А часто звучащая характеристика венгерского языка как не просто непонятного, но «инопланетного», «марсианского», имеет, похоже, конкретного автора. Фридрих Георг Хоутерманс, немецкий ученый, специалист по ядерной физике и космохимии, назвал марсианами венгерских гениев, работавший в 1930-е годы в Америке. Это были: Дьердь де Хевеши (Hevesy György)[36]
, лауреат Нобелевской премии по химии; Теодор фон Карман (Kármán Tódor), инженер и физик воздухоплавания, дальний потомок Иегуды бен Бецалеля, основатель Международной академии астронавтики и Фон Кармановского института; Майкл Полани (Polányi Mihály), физик, химик и философ; Лео Силард (Szilárd Leó), один из создателей первого ядерного реактора; Юджин Вигнер (Wigner Jenő Pál), физик и математик, лауреат Нобелевской премии по физике; Джон фон Нейман (Neumann János Lajos), математик, с именем которого связывают архитектуру большинства современных компьютеров; Эдвард Теллер (Teller Ede), физик-теоретик, один из первых сотрудников Манхэттенского проекта.«Они – марсиане; боятся, что их выдаст акцент, поэтому маскируются под венгров, людей, которые не в состоянии говорить ни на каком языке без акцента, исключая венгерский»[37]

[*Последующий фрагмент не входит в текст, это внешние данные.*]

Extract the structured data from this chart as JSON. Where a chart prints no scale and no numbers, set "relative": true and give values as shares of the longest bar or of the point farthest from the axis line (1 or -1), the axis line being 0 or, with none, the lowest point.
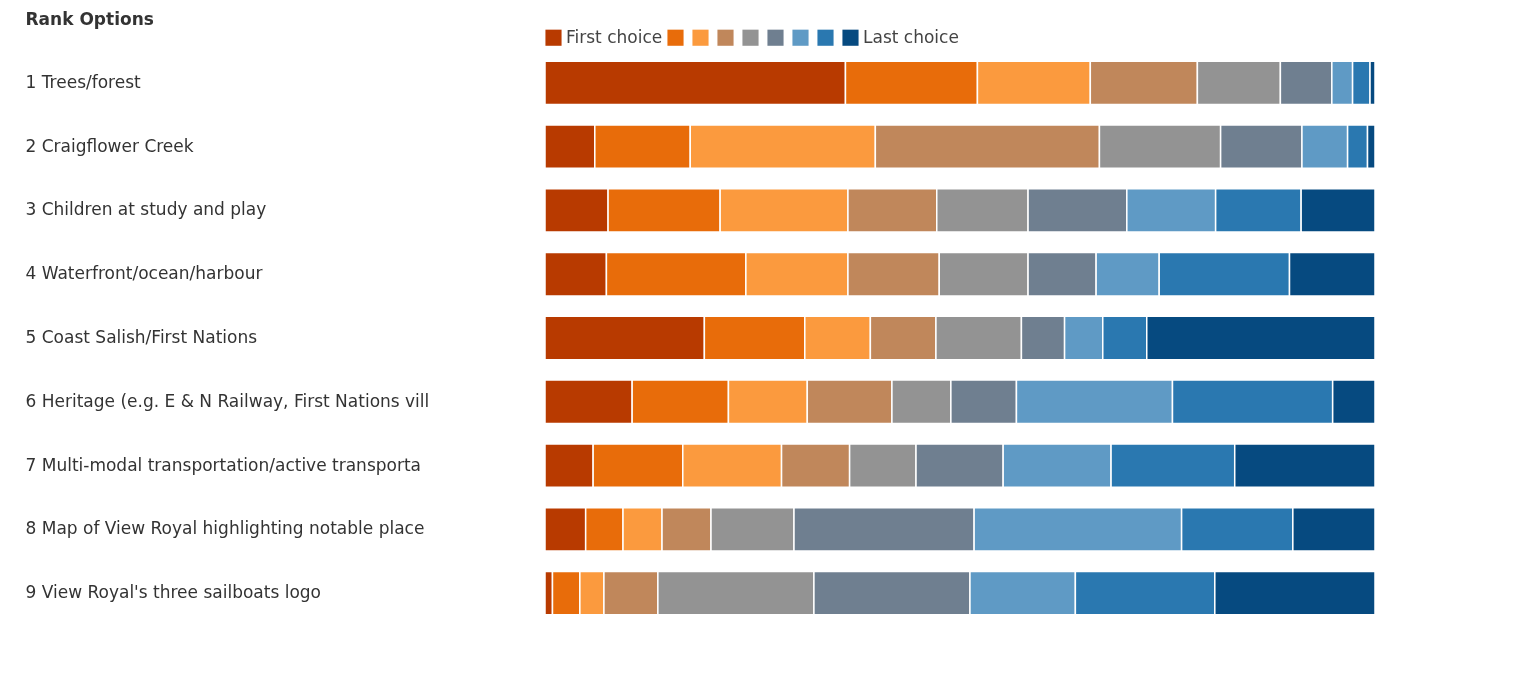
{
  "chart_data": {
    "type": "bar",
    "orientation": "horizontal",
    "stacked": true,
    "relative": true,
    "legend": "top",
    "ylabel": "Rank Options",
    "categories": [
      "1 Trees/forest",
      "2 Craigflower Creek",
      "3 Children at study and play",
      "4 Waterfront/ocean/harbour",
      "5 Coast Salish/First Nations",
      "6 Heritage (e.g. E & N Railway, First Nations vill",
      "7 Multi-modal transportation/active transporta",
      "8 Map of View Royal highlighting notable place",
      "9 View Royal's three sailboats logo"
    ],
    "series": [
      {
        "name": "First choice",
        "color": "#b83a00",
        "values": [
          0.362,
          0.06,
          0.076,
          0.074,
          0.192,
          0.105,
          0.058,
          0.049,
          0.009
        ]
      },
      {
        "color": "#e86c0a",
        "values": [
          0.159,
          0.115,
          0.135,
          0.168,
          0.121,
          0.116,
          0.108,
          0.045,
          0.033
        ]
      },
      {
        "color": "#fb9a3e",
        "values": [
          0.136,
          0.223,
          0.154,
          0.123,
          0.079,
          0.095,
          0.119,
          0.047,
          0.029
        ]
      },
      {
        "color": "#c0875b",
        "values": [
          0.129,
          0.27,
          0.107,
          0.11,
          0.079,
          0.102,
          0.082,
          0.059,
          0.065
        ]
      },
      {
        "color": "#939393",
        "values": [
          0.1,
          0.146,
          0.11,
          0.107,
          0.103,
          0.071,
          0.08,
          0.1,
          0.188
        ]
      },
      {
        "color": "#6f7f90",
        "values": [
          0.062,
          0.098,
          0.119,
          0.082,
          0.052,
          0.079,
          0.105,
          0.217,
          0.188
        ]
      },
      {
        "color": "#5f9ac5",
        "values": [
          0.025,
          0.055,
          0.107,
          0.076,
          0.046,
          0.188,
          0.13,
          0.25,
          0.127
        ]
      },
      {
        "color": "#2a78b0",
        "values": [
          0.021,
          0.024,
          0.103,
          0.157,
          0.053,
          0.193,
          0.149,
          0.134,
          0.168
        ]
      },
      {
        "name": "Last choice",
        "color": "#064a80",
        "values": [
          0.006,
          0.009,
          0.089,
          0.103,
          0.275,
          0.051,
          0.169,
          0.099,
          0.193
        ]
      }
    ]
  }
}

.Можно себе представить впечатление, произведенное выходцами из Венгрии на американское научное сообщество: мало того, что добывают новое знание, будто нефть из-под земли качают, так еще и разговаривают на языке, людям непонятном. Марсиане, не иначе. Между тем, все они (кроме Полани) родились в течение четверти века, между 1881 и 1908 годами, в Пеште, в пределах трех городских районов, в четырехугольнике между зданием Парламента, Цепным мостом, Национальным музеем и площадью Героев.
«…стоит только венграм столкнуться где-нибудь в отделенных уголках земли, и они блаженно погружаются в глубины родного языка – тайного, поскольку никто кроме них его не понимает, более того, венгры и не верят, что кто-либо другой способен его освоить (а если кому-то это удается, почитают за чудо); даже несколько слов, произнесенных чужеземцем по-венгерски, сразу же располагают венгров к доверию как знак симпатии; венгры гордятся гибкостью своего языка, произошедшего из двух истоков (угро-финского и тюркского) и вобравшего в себя уйму слов персидских и славянских, германских и латинских, и бог еще знает из скольких языков; гордятся изощренным построением фраз, хитроумной системой префиксов и суффиксов, способных передавать тончайшие смысловые оттенки, богатством синонимов, необычайным разнообразием венгерской поэзии, а также тем, что интонация, ритм и стихотворная форма любого языка может быть точно переведена на венгерский…»
Наводнение
«Пожар способствовал ей много к украшенью», – сказано Грибоедовым о Москве. Будапештцы могли бы сказать нечто подобное о своем городе (точнее, о Пеште) – с заменой пожара на наводнение.
Там, где Сербская улица вливается в Университетскую площадь, стоит на перекрестке дом. На углу его укреплена большая мраморная стела с картой Будапешта. По верху ее проходит волнистая линия. Это – память о наводнении 1838 года. Волна отмечает уровень воды днем 15 марта – 1 метр 51 см.
Наводнения в Будапеште не редкость. Они здесь «нормальные», то есть весенние или летние, в отличие от питерских, случающихся осенью, когда Нева, как сказано, «рвется к морю против бури, и Петрополь всплывает тритоном». Последнее большое наводнение произошло в 2013 году (чему тоже уже имеется памятник – на набережной у площади Баттяни), когда Дунай поднялся на 8 метров 91 сантиметр. Но то был июнь, прекрасная летняя погода. И, главное, в XXI веке налажен мониторинг уровня Дуная и к наводнению готовились загодя. А тогда, в 1838 году, стоял март. И никто не ждал беды.